Na escala local, veja-se o caso da cidade metropolitana do Rio de Janeiro. Com 12 milhões de habitantes, produzindo 70% do PIB do estado, não tem instituição dedicada ao seu estudo e ao seu planejamento; tampouco à articulação das políticas setoriais (saneamento, mobilidade, habitação, etc.) ou municipais ( uso do solo, controle urbanístico, etc). Vai-se no improviso.
Logo, é importante saber o que os candidatos pensam sobre a constituição de uma governança metropolitana como recomenda o Plano “Modelar a Metrópole”, boa iniciativa do Governo do Estado e do Banco Mundial, há pouco divulgado.
O Plano contém outros temas que merecem aprofundamento, cujo debate também interessa às cidades em geral.
Por exemplo: em busca de “equilibrar a metrópole”, objetivo saudável, será razoável desestimular atividades e empregos no Centro para incentivar a sua criação em outras regiões? O Centro do Rio (e de muitas cidades) sofre processo de esvaziamento há décadas. Abandona-se o Porto?
Será vantajoso ocupar áreas para além da cidade, como as glebas vazias vizinhas ao Arco Metropolitano? Ou servirá à especulação imobiliária e à expansão predatória do território?
Se o sistema de trens suburbanos é o que sabemos, ignoraremos a necessidade de transformá-lo em metrô? (O jornal El País, em “Os trens da morte na Baixada Fluminense”, informa sobre 66 homicídios provocados por atropelamento ferroviário, ano passado: “desequilibrou-se e caiu no vão entre o trem e a plataforma; morreu atropelada”.)
Enfim, são temas em aberto.
Contudo, há urgência: as cidades brasileiras, e o Rio, estão à beira de um ataque de nervos.

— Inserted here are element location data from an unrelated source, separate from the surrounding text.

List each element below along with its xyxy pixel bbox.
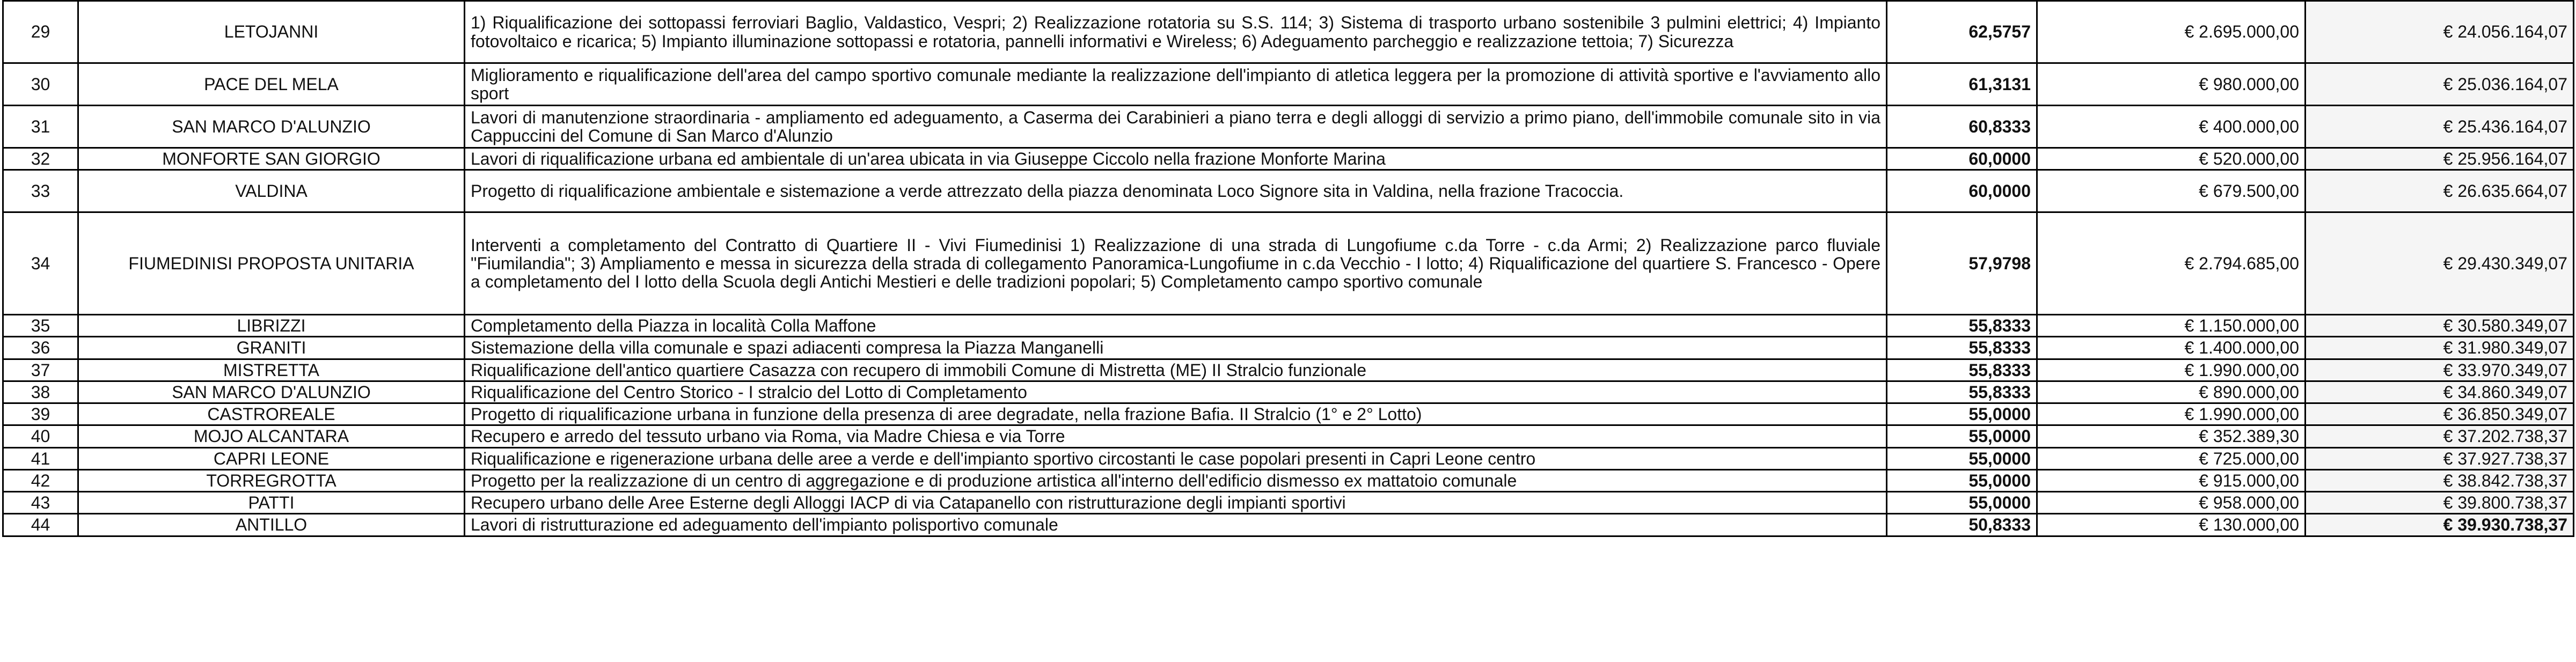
- cumulative-amount-cell: € 37.927.738,37: [2306, 447, 2574, 469]
- amount-cell: € 1.990.000,00: [2037, 359, 2306, 381]
- cumulative-amount-cell: € 31.980.349,07: [2306, 337, 2574, 359]
- project-description-cell: Lavori di ristrutturazione ed adeguamento dell'impianto polisportivo comunale: [465, 514, 1887, 536]
- cumulative-amount-cell: € 39.930.738,37: [2306, 514, 2574, 536]
- row-number: 33: [3, 170, 78, 212]
- score-cell: 60,0000: [1887, 148, 2037, 170]
- score-cell: 55,8333: [1887, 359, 2037, 381]
- municipality-cell: MONFORTE SAN GIORGIO: [78, 148, 465, 170]
- table-row: [3, 514, 2574, 536]
- score-cell: 57,9798: [1887, 212, 2037, 315]
- project-description-cell: Interventi a completamento del Contratto di Quartiere II - Vivi Fiumedinisi 1) Realizzazione di una strada di Lungofiume c.da Torre - c.da Armi; 2) Realizzazione parco fluviale "Fiumilandia"; 3) Ampliamento e messa in sicurezza della strada di collegamento Panoramica-Lungofiume in c.da Vecchio - I lotto; 4) Riqualificazione del quartiere S. Francesco - Opere a completamento del I lotto della Scuola degli Antichi Mestieri e delle tradizioni popolari; 5) Completamento campo sportivo comunale: [465, 212, 1887, 315]
- table-row: [3, 170, 2574, 212]
- table-row: [3, 212, 2574, 315]
- project-description-cell: Progetto di riqualificazione ambientale e sistemazione a verde attrezzato della piazza denominata Loco Signore sita in Valdina, nella frazione Tracoccia.: [465, 170, 1887, 212]
- amount-cell: € 725.000,00: [2037, 447, 2306, 469]
- row-number: 39: [3, 403, 78, 425]
- cumulative-amount-cell: € 25.956.164,07: [2306, 148, 2574, 170]
- cumulative-amount-cell: € 34.860.349,07: [2306, 381, 2574, 403]
- municipality-cell: CASTROREALE: [78, 403, 465, 425]
- row-number: 34: [3, 212, 78, 315]
- municipality-cell: LETOJANNI: [78, 1, 465, 63]
- cumulative-amount-cell: € 24.056.164,07: [2306, 1, 2574, 63]
- amount-cell: € 2.695.000,00: [2037, 1, 2306, 63]
- row-number: 42: [3, 469, 78, 491]
- cumulative-amount-cell: € 33.970.349,07: [2306, 359, 2574, 381]
- project-description-cell: Progetto di riqualificazione urbana in funzione della presenza di aree degradate, nella frazione Bafia. II Stralcio (1° e 2° Lotto): [465, 403, 1887, 425]
- project-description-cell: Sistemazione della villa comunale e spazi adiacenti compresa la Piazza Manganelli: [465, 337, 1887, 359]
- score-cell: 50,8333: [1887, 514, 2037, 536]
- municipality-cell: VALDINA: [78, 170, 465, 212]
- amount-cell: € 679.500,00: [2037, 170, 2306, 212]
- municipality-cell: MOJO ALCANTARA: [78, 425, 465, 447]
- municipality-cell: SAN MARCO D'ALUNZIO: [78, 106, 465, 148]
- amount-cell: € 980.000,00: [2037, 63, 2306, 106]
- project-description-cell: Recupero urbano delle Aree Esterne degli Alloggi IACP di via Catapanello con ristrutturazione degli impianti sportivi: [465, 492, 1887, 514]
- row-number: 29: [3, 1, 78, 63]
- score-cell: 55,8333: [1887, 337, 2037, 359]
- project-description-cell: Lavori di riqualificazione urbana ed ambientale di un'area ubicata in via Giuseppe Ciccolo nella frazione Monforte Marina: [465, 148, 1887, 170]
- amount-cell: € 2.794.685,00: [2037, 212, 2306, 315]
- table-row: [3, 359, 2574, 381]
- municipality-cell: GRANITI: [78, 337, 465, 359]
- row-number: 43: [3, 492, 78, 514]
- municipality-cell: SAN MARCO D'ALUNZIO: [78, 381, 465, 403]
- row-number: 41: [3, 447, 78, 469]
- municipality-cell: PACE DEL MELA: [78, 63, 465, 106]
- score-cell: 55,0000: [1887, 403, 2037, 425]
- municipality-cell: LIBRIZZI: [78, 315, 465, 337]
- ranking-table: [2, 0, 2574, 537]
- score-cell: 55,8333: [1887, 381, 2037, 403]
- table-row: [3, 425, 2574, 447]
- project-description-cell: Completamento della Piazza in località Colla Maffone: [465, 315, 1887, 337]
- municipality-cell: PATTI: [78, 492, 465, 514]
- score-cell: 55,0000: [1887, 492, 2037, 514]
- table-row: [3, 106, 2574, 148]
- score-cell: 61,3131: [1887, 63, 2037, 106]
- cumulative-amount-cell: € 38.842.738,37: [2306, 469, 2574, 491]
- table-row: [3, 469, 2574, 491]
- table-row: [3, 447, 2574, 469]
- table-row: [3, 63, 2574, 106]
- score-cell: 60,0000: [1887, 170, 2037, 212]
- score-cell: 62,5757: [1887, 1, 2037, 63]
- table-row: [3, 1, 2574, 63]
- project-description-cell: Riqualificazione e rigenerazione urbana delle aree a verde e dell'impianto sportivo circostanti le case popolari presenti in Capri Leone centro: [465, 447, 1887, 469]
- row-number: 40: [3, 425, 78, 447]
- table-row: [3, 315, 2574, 337]
- municipality-cell: ANTILLO: [78, 514, 465, 536]
- row-number: 36: [3, 337, 78, 359]
- project-description-cell: Riqualificazione del Centro Storico - I stralcio del Lotto di Completamento: [465, 381, 1887, 403]
- row-number: 38: [3, 381, 78, 403]
- score-cell: 60,8333: [1887, 106, 2037, 148]
- row-number: 44: [3, 514, 78, 536]
- table-row: [3, 148, 2574, 170]
- score-cell: 55,0000: [1887, 425, 2037, 447]
- cumulative-amount-cell: € 37.202.738,37: [2306, 425, 2574, 447]
- amount-cell: € 130.000,00: [2037, 514, 2306, 536]
- row-number: 31: [3, 106, 78, 148]
- table-row: [3, 492, 2574, 514]
- cumulative-amount-cell: € 36.850.349,07: [2306, 403, 2574, 425]
- amount-cell: € 915.000,00: [2037, 469, 2306, 491]
- amount-cell: € 352.389,30: [2037, 425, 2306, 447]
- project-description-cell: Progetto per la realizzazione di un centro di aggregazione e di produzione artistica all'interno dell'edificio dismesso ex mattatoio comunale: [465, 469, 1887, 491]
- row-number: 35: [3, 315, 78, 337]
- score-cell: 55,0000: [1887, 447, 2037, 469]
- row-number: 37: [3, 359, 78, 381]
- amount-cell: € 1.150.000,00: [2037, 315, 2306, 337]
- cumulative-amount-cell: € 29.430.349,07: [2306, 212, 2574, 315]
- table-row: [3, 403, 2574, 425]
- project-description-cell: Lavori di manutenzione straordinaria - ampliamento ed adeguamento, a Caserma dei Carabinieri a piano terra e degli alloggi di servizio a primo piano, dell'immobile comunale sito in via Cappuccini del Comune di San Marco d'Alunzio: [465, 106, 1887, 148]
- cumulative-amount-cell: € 30.580.349,07: [2306, 315, 2574, 337]
- row-number: 32: [3, 148, 78, 170]
- cumulative-amount-cell: € 39.800.738,37: [2306, 492, 2574, 514]
- municipality-cell: FIUMEDINISI PROPOSTA UNITARIA: [78, 212, 465, 315]
- municipality-cell: CAPRI LEONE: [78, 447, 465, 469]
- score-cell: 55,8333: [1887, 315, 2037, 337]
- score-cell: 55,0000: [1887, 469, 2037, 491]
- cumulative-amount-cell: € 26.635.664,07: [2306, 170, 2574, 212]
- amount-cell: € 1.400.000,00: [2037, 337, 2306, 359]
- project-description-cell: Miglioramento e riqualificazione dell'area del campo sportivo comunale mediante la realizzazione dell'impianto di atletica leggera per la promozione di attività sportive e l'avviamento allo sport: [465, 63, 1887, 106]
- table-row: [3, 337, 2574, 359]
- table-row: [3, 381, 2574, 403]
- project-description-cell: Recupero e arredo del tessuto urbano via Roma, via Madre Chiesa e via Torre: [465, 425, 1887, 447]
- amount-cell: € 520.000,00: [2037, 148, 2306, 170]
- amount-cell: € 890.000,00: [2037, 381, 2306, 403]
- cumulative-amount-cell: € 25.436.164,07: [2306, 106, 2574, 148]
- amount-cell: € 400.000,00: [2037, 106, 2306, 148]
- amount-cell: € 958.000,00: [2037, 492, 2306, 514]
- municipality-cell: MISTRETTA: [78, 359, 465, 381]
- municipality-cell: TORREGROTTA: [78, 469, 465, 491]
- project-description-cell: Riqualificazione dell'antico quartiere Casazza con recupero di immobili Comune di Mistretta (ME) II Stralcio funzionale: [465, 359, 1887, 381]
- cumulative-amount-cell: € 25.036.164,07: [2306, 63, 2574, 106]
- row-number: 30: [3, 63, 78, 106]
- amount-cell: € 1.990.000,00: [2037, 403, 2306, 425]
- project-description-cell: 1) Riqualificazione dei sottopassi ferroviari Baglio, Valdastico, Vespri; 2) Realizzazione rotatoria su S.S. 114; 3) Sistema di trasporto urbano sostenibile 3 pulmini elettrici; 4) Impianto fotovoltaico e ricarica; 5) Impianto illuminazione sottopassi e rotatoria, pannelli informativi e Wireless; 6) Adeguamento parcheggio e realizzazione tettoia; 7) Sicurezza: [465, 1, 1887, 63]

Não são triviais as agressões que sofrem por descaso, incompetência e até má fé – que debilitam a cidadania e comprometem o desenvolvimento do país.
Assim, a crise de representação política que atinge a democracia brasileira vai mais além do que a das principais democracias. Para superá-la, o país precisa reconhecer e enfrentar a questão urbana. O Brasil depende de suas cidades sintonizadas com a cidadania.